高速に乗る前に昼メシを済ませておこうと、「おぎのや」へ行ったら、駐車場に観光バスが一杯で、車を停める場所を探すのが大変だった。バスからはきだされる観光客の数がこれまたすごくて、車を進めるのにも一苦労。何事かと思ったら、どうやら今信州はもみじ狩りのシーズン真っ只中のようだ。そう言えば、先日白樺湖の峠を越えた時には、既に山がすっかり色づいて「サクマ式ドロップス」みたいだった。

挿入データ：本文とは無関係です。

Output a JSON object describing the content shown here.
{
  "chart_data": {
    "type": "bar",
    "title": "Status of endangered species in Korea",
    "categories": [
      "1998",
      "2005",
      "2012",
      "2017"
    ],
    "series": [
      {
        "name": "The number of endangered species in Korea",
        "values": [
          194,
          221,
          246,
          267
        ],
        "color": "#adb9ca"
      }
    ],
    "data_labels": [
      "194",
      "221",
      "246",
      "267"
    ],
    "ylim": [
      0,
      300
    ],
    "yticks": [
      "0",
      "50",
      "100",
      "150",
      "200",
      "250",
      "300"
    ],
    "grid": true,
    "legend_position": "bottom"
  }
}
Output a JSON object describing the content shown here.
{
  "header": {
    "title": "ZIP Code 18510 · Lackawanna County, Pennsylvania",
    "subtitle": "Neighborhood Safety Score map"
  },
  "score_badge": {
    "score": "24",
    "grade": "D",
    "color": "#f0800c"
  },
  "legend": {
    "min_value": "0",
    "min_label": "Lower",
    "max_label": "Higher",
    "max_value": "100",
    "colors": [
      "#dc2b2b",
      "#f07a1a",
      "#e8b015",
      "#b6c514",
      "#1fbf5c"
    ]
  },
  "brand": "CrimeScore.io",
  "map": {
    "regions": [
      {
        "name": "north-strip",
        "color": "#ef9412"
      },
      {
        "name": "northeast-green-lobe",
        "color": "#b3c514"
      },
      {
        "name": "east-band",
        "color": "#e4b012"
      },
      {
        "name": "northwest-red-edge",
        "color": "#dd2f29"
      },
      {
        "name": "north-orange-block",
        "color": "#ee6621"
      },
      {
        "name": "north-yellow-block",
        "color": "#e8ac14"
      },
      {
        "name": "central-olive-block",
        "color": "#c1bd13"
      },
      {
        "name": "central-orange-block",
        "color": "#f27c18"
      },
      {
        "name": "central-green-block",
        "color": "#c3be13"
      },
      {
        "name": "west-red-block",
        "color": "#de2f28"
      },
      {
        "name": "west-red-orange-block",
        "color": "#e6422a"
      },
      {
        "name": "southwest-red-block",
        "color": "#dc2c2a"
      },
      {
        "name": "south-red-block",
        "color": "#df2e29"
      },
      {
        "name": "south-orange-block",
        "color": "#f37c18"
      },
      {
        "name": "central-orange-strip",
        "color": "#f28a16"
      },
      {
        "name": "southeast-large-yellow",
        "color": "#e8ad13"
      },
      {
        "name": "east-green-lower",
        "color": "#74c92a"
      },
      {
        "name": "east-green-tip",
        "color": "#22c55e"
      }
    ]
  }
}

観光バスの列の中に「神姫バス」の大編成があったので、その近くに車を停めた。僕は大学時代、このバス会社の大阪営業所で四年間「横乗り」のバイトをしていた。横乗りとは、観光バスの車掌のことで、バスガイドさんをつける必要のない団体には、安い学生アルバイトで済ませるのだ。法律で、どんな場合も誰かバス会社に属する人間を運転手プラスひとり乗せないといけないらしい。学校とクラブが休みの日にいつでもできるし、何しろ一日観光バスに乗ってるだけの仕事で最低六千円はもらえたので、とてもおいしいバイトだった。
このバイトのおかげで、僕は関西周辺のたいがいの観光地を知ることができた。学生の修学旅行などでは「みんなの人気者」気取りだったし、町内会の旅行などだと、もらったチップの額にびっくりすることもあった。
一方、お金をもらうからにはやはり苦労がつきもので、一番しんどいのは、お客のいない回送中のバスの中で、至近距離にいる運転手さんとコミュニケーションをとることだった。運転手さんの性格もいろいろなので、気持ちよく運転してもらうために自分がどうしていればよいか、どんな話をすればよいのか、自分なりに結構頭を使った覚えがある。この時の経験は、後の仕事に間違いなく生かされたなあ、と思う。
あまり良い思い出がない大学時代の中でピリッとしたアクセントをくれたそのバイトのことは、今でも時々思い出す。その思い出の観光バスが目の前にずらっと並んでいるのを見ると、二十年以上の時空を超えたような、変な感じだ。
十何人もの運転手さんとガイドさんや「横乗り」さんたちが集まって談笑している場所を覗いてみた。二十何年か前の僕はこんな中にいたんだなぁ、と、思った。その中に、多分僕が昔何度かご一緒した方ではないかなぁ… と思われる人がいた。当時「若手ドライバー」だったその人は、お兄さんのような雰囲気で接することができて、「回送の時」を楽しく過ごせる人だった。朝、その人とのペアリングが判ると「ラッキー!」と喜んだ覚えがある。
その人のごま塩頭が、あの頃からいかに長い年月が経ったのかを思い知らせてくれた。もちろん、その集団の中に割って入って声をかける勇気もなく、心の中で再会の礼をして、僕はその場を去った。
高速に乗ってからも、軽い興奮が心地よく後を引いた。